É realmente surpreendente observar a sua sede por um novo paradigma e o seu temor a mergulhar numa revolução violenta. Para resolver esta crise, bastaria que sua classe política os escutasse, como fez o Rei Luis XVI no início da Revolução. Mas assiste-se a um diálogo de surdos. Durante todas as negociações sobre a reforma das pensões, o governo não concedeu absolutamente nada aos sindicatos. Pelo contrário, multiplicou as emendas com os deputados, transformando o diálogo com o povo num debate interno da classe política. Esta atitude fechou todas as portas às saídas pacíficas.
Os Franceses já constataram a vacuidade dos « grandes debates » e outras « convenções artificiais ». O Presidente Macron voltou a apelar para isso. Eles participaram, mas as suas sugestões perderam-se num labirinto burocrático. Não será, pois. possível voltar a enganá-los com esta encantadora encenação.
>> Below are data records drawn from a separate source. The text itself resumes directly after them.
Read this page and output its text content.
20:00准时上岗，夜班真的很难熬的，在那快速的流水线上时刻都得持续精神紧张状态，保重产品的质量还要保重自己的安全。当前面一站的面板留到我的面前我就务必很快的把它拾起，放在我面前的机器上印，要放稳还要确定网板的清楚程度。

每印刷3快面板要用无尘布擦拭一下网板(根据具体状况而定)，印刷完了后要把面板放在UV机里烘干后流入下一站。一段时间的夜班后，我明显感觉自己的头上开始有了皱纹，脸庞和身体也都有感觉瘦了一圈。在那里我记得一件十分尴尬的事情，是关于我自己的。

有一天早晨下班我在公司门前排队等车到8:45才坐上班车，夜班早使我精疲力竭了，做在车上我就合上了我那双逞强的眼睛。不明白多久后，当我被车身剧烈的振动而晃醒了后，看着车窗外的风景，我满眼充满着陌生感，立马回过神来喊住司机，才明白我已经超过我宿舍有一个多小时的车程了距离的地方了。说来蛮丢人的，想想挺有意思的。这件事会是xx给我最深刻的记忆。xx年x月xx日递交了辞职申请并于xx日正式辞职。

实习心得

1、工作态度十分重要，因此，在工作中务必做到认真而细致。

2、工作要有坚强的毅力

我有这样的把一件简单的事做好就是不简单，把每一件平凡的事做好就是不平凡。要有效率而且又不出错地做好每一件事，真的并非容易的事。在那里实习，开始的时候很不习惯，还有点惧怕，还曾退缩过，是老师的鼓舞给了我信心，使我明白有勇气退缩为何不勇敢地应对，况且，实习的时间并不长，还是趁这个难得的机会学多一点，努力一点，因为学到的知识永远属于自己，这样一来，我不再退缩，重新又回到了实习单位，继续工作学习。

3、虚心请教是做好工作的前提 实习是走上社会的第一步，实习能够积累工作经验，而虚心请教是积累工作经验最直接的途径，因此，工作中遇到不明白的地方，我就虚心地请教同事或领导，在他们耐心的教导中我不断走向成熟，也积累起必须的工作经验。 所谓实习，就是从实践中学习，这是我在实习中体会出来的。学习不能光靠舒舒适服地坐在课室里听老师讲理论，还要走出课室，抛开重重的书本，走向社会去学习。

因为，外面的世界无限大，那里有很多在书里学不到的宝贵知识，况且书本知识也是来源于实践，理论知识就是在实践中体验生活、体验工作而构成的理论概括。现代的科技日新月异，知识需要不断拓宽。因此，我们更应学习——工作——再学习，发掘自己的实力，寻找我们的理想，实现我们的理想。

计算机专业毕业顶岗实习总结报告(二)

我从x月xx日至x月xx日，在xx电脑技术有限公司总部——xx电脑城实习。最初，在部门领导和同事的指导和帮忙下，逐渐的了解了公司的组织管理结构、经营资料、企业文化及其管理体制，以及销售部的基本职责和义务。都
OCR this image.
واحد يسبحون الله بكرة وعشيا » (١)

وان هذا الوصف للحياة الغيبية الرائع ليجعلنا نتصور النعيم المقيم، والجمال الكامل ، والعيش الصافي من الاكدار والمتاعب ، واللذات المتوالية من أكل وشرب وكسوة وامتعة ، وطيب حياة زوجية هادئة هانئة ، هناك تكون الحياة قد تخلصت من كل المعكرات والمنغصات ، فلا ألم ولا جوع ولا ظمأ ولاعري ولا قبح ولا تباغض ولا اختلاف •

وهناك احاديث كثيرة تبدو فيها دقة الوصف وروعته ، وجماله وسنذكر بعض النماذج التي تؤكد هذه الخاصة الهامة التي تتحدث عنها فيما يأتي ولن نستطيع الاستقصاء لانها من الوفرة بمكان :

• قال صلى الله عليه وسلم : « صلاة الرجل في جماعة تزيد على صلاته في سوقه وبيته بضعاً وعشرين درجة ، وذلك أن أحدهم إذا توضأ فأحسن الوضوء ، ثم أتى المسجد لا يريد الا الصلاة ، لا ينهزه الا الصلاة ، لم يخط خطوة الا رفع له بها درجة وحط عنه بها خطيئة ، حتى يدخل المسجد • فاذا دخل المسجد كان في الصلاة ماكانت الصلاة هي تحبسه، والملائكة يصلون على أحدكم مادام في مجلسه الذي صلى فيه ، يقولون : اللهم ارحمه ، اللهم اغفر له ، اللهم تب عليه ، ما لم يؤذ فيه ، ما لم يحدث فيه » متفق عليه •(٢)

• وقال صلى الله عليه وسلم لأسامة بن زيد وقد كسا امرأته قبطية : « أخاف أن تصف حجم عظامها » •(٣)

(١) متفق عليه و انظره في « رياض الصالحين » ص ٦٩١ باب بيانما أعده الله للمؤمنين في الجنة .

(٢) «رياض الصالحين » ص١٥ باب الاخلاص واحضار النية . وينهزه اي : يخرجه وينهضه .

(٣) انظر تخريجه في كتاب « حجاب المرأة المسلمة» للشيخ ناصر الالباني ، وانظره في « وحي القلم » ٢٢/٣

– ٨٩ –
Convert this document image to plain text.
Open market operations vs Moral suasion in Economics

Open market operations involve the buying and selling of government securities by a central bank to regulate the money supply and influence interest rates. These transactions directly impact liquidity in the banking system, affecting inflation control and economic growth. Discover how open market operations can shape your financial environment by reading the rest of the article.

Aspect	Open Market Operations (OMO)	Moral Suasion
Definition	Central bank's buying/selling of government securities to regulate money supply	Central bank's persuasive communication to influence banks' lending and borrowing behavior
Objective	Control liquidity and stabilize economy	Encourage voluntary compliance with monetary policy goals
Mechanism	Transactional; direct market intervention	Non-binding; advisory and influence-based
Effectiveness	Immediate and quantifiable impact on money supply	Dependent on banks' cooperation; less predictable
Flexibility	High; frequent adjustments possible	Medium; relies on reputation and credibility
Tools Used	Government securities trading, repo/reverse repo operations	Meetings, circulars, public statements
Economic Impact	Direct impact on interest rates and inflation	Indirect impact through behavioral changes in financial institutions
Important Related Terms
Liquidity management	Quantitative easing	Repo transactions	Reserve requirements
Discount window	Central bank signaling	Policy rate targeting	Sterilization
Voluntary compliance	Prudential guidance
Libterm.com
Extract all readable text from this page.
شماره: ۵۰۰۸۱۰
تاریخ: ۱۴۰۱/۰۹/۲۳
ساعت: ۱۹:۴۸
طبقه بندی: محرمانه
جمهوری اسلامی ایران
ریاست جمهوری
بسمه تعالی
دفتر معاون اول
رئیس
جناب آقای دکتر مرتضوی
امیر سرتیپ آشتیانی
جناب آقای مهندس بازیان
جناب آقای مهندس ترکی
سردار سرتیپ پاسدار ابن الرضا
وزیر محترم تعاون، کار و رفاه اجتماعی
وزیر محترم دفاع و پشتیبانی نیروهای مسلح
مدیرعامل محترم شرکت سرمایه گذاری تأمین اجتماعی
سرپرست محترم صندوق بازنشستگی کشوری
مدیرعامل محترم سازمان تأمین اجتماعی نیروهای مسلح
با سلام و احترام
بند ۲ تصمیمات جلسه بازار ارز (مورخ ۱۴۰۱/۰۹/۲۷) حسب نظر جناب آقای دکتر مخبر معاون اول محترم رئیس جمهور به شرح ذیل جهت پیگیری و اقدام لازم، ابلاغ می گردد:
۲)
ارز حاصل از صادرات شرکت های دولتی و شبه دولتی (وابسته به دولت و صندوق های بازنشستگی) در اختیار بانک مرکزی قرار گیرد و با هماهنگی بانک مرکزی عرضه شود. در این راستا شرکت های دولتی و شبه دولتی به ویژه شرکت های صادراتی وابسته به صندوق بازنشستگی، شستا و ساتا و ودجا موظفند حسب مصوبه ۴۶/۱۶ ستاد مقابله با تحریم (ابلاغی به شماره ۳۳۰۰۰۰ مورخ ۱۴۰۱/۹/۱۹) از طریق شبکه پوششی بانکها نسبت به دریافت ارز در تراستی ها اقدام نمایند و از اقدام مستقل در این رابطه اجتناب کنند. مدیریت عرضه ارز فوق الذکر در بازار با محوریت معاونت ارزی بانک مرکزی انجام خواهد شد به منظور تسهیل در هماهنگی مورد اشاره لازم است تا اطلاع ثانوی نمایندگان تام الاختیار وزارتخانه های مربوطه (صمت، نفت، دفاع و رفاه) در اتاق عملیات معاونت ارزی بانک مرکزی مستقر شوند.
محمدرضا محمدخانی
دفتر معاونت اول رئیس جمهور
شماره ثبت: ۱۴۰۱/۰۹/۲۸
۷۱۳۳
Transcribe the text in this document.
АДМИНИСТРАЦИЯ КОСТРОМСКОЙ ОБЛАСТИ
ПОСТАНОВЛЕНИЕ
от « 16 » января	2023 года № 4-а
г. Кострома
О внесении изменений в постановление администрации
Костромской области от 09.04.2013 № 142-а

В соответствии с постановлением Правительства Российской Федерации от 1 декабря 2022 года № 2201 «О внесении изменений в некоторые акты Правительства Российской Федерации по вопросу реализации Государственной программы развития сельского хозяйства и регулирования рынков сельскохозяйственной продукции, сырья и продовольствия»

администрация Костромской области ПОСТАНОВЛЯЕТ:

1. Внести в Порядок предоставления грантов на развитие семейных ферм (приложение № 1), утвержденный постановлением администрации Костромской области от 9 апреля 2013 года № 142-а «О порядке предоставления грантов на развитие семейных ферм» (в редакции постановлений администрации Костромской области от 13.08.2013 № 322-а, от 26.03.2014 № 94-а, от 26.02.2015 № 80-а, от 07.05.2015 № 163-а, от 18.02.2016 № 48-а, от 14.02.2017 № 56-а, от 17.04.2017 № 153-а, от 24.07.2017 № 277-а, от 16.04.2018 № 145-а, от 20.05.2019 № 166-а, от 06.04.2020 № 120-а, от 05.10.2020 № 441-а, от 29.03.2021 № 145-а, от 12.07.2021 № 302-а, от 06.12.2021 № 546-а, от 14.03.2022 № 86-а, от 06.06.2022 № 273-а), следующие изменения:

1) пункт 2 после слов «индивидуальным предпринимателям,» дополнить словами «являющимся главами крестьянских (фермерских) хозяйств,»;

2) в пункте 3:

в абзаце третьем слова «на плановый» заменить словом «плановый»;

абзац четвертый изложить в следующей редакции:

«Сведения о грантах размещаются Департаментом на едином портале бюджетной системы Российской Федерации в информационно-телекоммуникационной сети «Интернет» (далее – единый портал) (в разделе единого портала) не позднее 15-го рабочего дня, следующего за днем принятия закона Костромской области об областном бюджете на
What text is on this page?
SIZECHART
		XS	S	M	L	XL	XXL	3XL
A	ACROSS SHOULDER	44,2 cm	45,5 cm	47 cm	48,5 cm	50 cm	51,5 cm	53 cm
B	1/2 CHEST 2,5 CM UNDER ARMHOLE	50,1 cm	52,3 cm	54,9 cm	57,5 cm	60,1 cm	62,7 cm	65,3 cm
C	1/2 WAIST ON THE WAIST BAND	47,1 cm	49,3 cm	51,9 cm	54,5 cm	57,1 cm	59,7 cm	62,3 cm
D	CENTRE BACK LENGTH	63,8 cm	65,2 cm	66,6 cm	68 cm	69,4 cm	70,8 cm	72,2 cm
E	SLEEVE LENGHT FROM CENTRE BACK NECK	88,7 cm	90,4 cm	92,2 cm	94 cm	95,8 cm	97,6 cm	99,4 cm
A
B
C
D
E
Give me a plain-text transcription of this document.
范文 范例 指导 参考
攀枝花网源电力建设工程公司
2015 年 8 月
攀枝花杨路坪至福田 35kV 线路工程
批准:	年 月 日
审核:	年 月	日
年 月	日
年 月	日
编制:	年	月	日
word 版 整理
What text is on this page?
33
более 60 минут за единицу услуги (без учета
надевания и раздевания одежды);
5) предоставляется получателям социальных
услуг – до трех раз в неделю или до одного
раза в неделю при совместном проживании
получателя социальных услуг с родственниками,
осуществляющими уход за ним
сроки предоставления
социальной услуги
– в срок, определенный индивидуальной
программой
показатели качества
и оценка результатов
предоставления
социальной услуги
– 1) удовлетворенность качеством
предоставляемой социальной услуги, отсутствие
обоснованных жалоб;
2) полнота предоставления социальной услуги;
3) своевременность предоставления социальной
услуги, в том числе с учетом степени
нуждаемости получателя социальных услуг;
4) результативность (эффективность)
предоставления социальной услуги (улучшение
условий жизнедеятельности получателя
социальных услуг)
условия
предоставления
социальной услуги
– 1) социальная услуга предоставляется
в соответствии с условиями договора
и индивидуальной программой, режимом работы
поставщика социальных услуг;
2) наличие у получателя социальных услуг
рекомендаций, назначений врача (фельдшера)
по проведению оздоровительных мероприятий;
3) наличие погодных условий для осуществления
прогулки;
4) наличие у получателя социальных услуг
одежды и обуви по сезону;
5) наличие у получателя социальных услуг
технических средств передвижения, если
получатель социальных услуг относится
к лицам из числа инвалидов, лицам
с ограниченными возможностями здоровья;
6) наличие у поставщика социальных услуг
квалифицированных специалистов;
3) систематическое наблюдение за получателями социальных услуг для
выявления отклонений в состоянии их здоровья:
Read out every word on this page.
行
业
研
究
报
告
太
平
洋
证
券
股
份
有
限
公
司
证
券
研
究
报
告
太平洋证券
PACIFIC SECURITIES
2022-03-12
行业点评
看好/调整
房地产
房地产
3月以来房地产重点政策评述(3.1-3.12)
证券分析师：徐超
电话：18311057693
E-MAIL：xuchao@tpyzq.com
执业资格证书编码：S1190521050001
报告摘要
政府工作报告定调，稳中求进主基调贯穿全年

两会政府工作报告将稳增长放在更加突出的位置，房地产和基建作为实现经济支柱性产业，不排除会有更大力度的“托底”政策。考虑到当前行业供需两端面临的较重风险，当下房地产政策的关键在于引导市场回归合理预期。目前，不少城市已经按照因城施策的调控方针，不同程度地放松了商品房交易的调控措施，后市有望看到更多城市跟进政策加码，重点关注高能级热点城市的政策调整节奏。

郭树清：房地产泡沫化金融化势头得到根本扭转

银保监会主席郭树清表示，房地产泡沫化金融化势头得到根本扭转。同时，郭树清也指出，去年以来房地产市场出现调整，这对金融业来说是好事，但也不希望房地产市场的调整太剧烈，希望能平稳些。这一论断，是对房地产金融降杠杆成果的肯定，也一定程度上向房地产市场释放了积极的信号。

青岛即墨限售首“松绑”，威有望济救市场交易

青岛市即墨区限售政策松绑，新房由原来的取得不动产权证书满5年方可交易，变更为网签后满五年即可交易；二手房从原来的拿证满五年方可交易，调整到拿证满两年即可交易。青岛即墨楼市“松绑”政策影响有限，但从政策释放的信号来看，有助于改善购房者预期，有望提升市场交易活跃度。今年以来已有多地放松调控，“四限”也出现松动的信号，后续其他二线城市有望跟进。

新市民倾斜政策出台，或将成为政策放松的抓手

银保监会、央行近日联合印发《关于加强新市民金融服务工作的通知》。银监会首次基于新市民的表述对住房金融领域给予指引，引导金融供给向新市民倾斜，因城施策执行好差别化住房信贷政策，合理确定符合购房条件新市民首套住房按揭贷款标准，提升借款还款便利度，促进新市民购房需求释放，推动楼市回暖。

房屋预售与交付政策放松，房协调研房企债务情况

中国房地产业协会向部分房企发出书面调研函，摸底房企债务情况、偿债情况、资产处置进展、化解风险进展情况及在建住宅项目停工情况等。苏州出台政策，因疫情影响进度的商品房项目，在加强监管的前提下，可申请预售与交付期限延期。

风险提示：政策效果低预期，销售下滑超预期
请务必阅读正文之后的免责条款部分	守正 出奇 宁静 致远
Nos meses e anos que se seguem, nada poderá mexer. O governo não poderá ter um texto aprovado no Parlamento e, de qualquer forma, os seus funcionários não lhe obedecerão. Eles colocarão os dossiês incómodos no fundo das pilhas e deixarão arrastar as coisas. Os Franceses já não poderão protestar sem que uma repressão selvagem se abata sobre eles, como aconteceu com os Coletes Amarelos.
As eleições europeias, em 2024, e autárquicas, em 2026, serão uma oportunidade para isolar um pouco mais o anfitrião do Eliseu antes da sua partida, em 2027. A não ser, claro, que ele admita que a única forma de desbloquear o país é a sua demissão.